Dalam masalah ini, banyak firqah dhallah yang telah menyimpang dengan melakukan penolakan terhadap hadits, meragukan, atau melakukan penafsiran yang tidak sesuai dengan pemahaman para sahabat. Diantaranya yang paling jelas adalah Syiah. Mereka tidak mau menerima hadits-hadits Rasulullah Shalallahu alaihi wa Sallam yang telah jelas keshahihannya. Mereka menolak mentah-mentah semua kitab hadits tersebut, karena mereka tidak menerima ‘adalah para sahabat yang mulia. Syi’ah berkata : “Adapun semacam hadits-hadits yang diriwayatkan oleh Abu Hurairah, Samurah bin Jundub, Marwan bin Hakam, Amran bin Haththan, ‘Amr bin ‘Ash, maka disisi Syi’ah mereka itu tidak memiliki sedikitpun nilai walau senilai lalat sekalipun.

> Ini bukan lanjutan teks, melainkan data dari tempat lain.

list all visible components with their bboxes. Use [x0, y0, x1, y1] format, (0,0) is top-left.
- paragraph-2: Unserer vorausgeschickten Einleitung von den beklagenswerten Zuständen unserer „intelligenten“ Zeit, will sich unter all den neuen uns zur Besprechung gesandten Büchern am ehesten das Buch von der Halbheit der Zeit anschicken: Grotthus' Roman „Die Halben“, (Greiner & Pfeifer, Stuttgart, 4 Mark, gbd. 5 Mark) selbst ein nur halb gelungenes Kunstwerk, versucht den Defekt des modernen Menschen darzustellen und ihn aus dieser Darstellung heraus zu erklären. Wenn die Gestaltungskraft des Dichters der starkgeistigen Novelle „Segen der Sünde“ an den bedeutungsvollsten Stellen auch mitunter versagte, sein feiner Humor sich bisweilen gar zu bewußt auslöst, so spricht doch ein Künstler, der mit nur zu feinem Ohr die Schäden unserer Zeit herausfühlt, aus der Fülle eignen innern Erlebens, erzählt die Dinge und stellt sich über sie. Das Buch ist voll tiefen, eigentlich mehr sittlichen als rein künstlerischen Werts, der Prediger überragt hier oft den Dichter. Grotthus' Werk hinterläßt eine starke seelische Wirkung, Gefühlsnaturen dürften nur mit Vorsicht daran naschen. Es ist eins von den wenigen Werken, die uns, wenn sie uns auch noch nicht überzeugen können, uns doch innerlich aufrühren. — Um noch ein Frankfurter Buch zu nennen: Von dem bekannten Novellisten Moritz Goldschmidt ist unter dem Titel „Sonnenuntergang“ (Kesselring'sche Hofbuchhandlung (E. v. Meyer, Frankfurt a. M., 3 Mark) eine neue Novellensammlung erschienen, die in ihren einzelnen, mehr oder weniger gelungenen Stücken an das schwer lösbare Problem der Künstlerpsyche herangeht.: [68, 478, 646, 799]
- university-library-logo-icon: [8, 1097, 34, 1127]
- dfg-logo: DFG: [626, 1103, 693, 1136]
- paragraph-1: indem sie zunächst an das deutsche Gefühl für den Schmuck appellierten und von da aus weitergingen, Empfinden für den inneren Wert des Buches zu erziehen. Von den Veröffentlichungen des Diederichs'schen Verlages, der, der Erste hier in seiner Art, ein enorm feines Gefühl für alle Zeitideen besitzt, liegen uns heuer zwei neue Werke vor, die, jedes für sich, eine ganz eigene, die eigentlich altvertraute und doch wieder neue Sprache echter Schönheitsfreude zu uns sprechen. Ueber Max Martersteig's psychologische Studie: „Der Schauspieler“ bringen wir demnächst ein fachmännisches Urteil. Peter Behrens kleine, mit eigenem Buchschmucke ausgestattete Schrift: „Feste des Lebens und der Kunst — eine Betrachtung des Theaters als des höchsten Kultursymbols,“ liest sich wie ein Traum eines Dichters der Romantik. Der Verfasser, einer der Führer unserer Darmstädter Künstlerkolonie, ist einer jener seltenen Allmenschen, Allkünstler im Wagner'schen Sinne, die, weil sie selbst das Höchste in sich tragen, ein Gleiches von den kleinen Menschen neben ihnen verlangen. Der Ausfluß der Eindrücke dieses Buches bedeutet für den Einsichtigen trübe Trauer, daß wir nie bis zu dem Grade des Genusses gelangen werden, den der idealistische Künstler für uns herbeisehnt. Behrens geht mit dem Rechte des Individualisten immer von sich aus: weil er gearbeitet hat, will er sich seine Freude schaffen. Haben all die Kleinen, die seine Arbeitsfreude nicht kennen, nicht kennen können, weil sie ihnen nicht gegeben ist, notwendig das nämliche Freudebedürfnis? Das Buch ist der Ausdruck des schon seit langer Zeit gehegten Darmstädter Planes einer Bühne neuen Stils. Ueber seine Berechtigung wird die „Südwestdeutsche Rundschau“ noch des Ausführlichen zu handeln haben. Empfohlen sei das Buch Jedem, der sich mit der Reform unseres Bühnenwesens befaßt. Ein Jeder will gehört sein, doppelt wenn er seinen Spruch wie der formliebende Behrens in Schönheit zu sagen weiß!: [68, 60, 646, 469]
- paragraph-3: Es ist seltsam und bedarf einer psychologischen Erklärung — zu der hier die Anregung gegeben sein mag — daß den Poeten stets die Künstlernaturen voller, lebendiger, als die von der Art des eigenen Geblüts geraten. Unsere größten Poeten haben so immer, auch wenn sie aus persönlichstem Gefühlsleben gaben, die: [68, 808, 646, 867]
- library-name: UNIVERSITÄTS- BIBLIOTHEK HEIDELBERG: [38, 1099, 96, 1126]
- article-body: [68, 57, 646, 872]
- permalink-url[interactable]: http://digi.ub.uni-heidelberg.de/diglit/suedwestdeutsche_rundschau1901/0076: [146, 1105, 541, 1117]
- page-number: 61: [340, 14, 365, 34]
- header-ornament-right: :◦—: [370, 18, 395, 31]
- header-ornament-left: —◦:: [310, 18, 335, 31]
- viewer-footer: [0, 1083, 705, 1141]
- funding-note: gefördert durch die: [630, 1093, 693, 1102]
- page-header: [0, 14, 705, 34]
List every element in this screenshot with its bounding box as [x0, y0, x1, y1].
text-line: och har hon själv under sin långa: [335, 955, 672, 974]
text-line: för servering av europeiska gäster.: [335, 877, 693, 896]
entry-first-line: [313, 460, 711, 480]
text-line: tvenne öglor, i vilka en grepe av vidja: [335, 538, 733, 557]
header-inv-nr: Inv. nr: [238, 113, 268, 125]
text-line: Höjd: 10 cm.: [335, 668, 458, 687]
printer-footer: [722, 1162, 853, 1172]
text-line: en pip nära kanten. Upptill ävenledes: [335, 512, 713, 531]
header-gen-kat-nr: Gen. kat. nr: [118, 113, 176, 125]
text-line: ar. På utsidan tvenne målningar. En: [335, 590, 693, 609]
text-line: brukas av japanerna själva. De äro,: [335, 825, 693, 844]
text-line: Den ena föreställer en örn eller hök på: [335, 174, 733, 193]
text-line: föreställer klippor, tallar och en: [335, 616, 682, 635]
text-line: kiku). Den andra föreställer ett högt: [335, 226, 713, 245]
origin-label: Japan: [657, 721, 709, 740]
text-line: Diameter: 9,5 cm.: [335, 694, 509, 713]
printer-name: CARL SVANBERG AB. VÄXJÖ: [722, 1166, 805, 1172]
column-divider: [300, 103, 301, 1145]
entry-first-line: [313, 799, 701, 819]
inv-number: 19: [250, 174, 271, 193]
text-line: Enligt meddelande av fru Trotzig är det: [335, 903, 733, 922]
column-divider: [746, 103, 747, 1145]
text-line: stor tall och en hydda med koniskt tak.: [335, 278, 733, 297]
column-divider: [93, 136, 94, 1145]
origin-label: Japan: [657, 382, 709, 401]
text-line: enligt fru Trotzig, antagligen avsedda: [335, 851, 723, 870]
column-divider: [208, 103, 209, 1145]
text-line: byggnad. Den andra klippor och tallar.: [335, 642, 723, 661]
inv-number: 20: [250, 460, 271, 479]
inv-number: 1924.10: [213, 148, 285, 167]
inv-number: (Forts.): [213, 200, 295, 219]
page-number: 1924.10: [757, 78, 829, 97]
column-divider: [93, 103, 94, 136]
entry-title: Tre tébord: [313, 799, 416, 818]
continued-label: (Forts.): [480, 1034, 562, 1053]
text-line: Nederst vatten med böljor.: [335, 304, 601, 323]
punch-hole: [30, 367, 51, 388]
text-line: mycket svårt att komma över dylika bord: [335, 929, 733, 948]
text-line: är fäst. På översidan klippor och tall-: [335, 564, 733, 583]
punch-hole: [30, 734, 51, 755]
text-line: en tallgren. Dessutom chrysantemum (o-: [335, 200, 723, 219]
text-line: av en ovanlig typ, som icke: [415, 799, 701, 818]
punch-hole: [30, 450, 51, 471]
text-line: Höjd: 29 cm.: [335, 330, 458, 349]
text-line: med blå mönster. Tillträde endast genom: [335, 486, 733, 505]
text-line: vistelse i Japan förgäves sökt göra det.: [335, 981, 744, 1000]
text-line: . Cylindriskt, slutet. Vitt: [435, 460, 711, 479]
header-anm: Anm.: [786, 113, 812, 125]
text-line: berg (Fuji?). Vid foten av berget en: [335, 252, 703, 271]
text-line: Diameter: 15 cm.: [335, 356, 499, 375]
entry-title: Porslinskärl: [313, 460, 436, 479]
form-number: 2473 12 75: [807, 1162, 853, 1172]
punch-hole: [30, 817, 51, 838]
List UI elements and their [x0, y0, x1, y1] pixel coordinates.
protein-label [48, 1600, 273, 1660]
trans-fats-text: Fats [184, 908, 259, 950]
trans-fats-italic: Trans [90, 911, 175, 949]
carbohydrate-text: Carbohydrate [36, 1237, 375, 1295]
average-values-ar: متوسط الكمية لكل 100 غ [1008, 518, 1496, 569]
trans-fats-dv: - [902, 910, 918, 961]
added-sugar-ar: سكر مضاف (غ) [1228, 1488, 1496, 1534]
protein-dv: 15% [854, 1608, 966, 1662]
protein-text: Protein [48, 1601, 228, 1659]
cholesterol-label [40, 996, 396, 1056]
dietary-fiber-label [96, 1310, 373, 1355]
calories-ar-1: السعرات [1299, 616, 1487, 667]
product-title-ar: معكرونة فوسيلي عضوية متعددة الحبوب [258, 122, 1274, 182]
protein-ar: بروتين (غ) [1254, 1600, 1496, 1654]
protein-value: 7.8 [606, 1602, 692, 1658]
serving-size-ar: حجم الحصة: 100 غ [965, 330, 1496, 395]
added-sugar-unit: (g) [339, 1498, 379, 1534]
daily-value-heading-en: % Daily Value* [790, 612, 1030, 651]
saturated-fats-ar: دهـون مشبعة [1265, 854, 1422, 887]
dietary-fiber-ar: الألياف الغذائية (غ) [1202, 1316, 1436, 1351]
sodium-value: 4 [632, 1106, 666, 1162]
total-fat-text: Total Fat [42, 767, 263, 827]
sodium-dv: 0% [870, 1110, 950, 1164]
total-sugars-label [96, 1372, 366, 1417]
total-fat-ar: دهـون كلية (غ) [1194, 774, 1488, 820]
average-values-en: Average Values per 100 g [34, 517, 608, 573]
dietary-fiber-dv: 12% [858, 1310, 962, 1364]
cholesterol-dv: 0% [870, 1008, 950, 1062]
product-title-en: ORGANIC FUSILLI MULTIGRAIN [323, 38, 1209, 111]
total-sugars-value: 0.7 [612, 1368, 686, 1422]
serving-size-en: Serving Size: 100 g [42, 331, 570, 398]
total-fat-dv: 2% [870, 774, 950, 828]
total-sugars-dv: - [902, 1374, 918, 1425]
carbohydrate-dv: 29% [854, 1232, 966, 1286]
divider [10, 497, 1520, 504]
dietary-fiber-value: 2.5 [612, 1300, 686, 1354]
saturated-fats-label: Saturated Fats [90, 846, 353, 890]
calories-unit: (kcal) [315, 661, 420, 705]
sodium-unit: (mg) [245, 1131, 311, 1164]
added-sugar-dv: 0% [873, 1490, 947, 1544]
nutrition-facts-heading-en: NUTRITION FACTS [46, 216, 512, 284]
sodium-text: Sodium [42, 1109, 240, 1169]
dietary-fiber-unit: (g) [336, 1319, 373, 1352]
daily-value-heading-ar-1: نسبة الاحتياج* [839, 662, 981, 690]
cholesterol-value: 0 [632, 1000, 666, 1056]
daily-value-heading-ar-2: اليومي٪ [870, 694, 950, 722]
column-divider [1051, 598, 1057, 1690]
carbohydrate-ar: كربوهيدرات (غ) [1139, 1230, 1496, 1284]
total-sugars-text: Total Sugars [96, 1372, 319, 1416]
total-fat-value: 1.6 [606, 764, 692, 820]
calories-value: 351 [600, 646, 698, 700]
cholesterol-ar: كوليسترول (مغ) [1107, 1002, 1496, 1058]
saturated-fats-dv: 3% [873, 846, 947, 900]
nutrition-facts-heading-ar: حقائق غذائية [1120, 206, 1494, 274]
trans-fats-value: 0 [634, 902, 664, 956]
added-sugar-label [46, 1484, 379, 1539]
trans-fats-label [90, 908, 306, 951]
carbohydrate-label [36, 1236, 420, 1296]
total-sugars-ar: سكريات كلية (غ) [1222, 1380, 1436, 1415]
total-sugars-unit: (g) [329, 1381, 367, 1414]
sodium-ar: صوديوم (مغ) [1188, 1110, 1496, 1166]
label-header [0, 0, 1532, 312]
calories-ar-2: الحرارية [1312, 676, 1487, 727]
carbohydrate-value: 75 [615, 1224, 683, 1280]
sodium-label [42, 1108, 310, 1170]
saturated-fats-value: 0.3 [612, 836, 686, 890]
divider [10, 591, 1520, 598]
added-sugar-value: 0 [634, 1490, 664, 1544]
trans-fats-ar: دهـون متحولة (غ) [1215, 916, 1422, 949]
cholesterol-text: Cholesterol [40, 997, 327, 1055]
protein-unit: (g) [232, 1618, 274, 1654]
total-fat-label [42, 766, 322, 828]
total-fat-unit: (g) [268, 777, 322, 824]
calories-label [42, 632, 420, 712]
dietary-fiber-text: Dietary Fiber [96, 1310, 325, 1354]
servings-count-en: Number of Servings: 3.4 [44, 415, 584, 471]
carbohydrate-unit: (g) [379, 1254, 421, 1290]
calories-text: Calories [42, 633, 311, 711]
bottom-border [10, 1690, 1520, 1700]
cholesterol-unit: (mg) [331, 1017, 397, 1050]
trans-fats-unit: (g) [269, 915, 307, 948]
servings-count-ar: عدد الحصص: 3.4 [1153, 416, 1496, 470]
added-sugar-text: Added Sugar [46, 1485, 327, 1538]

Karena itu tidak mengherankan jika Syi’ah tidak mengakui dan tidak menerima Shahih al-Bukhari, Shahih Muslim, dan kitab-kitab Sunan yang lainnya, karena para sahabat yang meriwayatkan hadits-hadits di dalam kitab-kitab tersebut tidak mereka percayai, bahkan mereka kafirkan. Agama Syi’ah dipenuhi dengan caci maki terhadap para sahabat. Mereka melontarkan berbagai tuduhan keji kepada para sahabat berdasarkan dugaan-dugaan yang buruk. Sebagian sahabat yang mereka caci itu justru termasuk dalam sepuluh sahabat yang telah dijamin masuk surga, yaitu: Abu Bakar, Umar ibn Khattab, Utsman ibn Affan, Thalhah ibn Ubaidillah, dan Zubair ibn Awwam radhiallahu ‘anhum.
Kesesatan lain terkait penolakan terhadap hadits Rasulullah Shalallahu alaihi wa Sallam juga dilakukan oleh aliran Inkar Sunnah. Mereka mengingkari semua yang telah ditetapkan oleh Rasulullah Shalallahu alaihi wa Sallam. Mereka mengatakan Nabi Muhammad Shalallahu alaihi wa Sallam tidak berhak untuk menerangkan ayat-ayat al-Qur’an, dengan dalih ‘karena tugas Nabi hanya untuk menyampaikan’. Dengan dasar aqidah sesat inilah mereka meramu dan membuat beragam syariah yang tidak pernah disyariahkan oleh Alloh Subhanahu wa Ta'ala dan Rasul-Nya.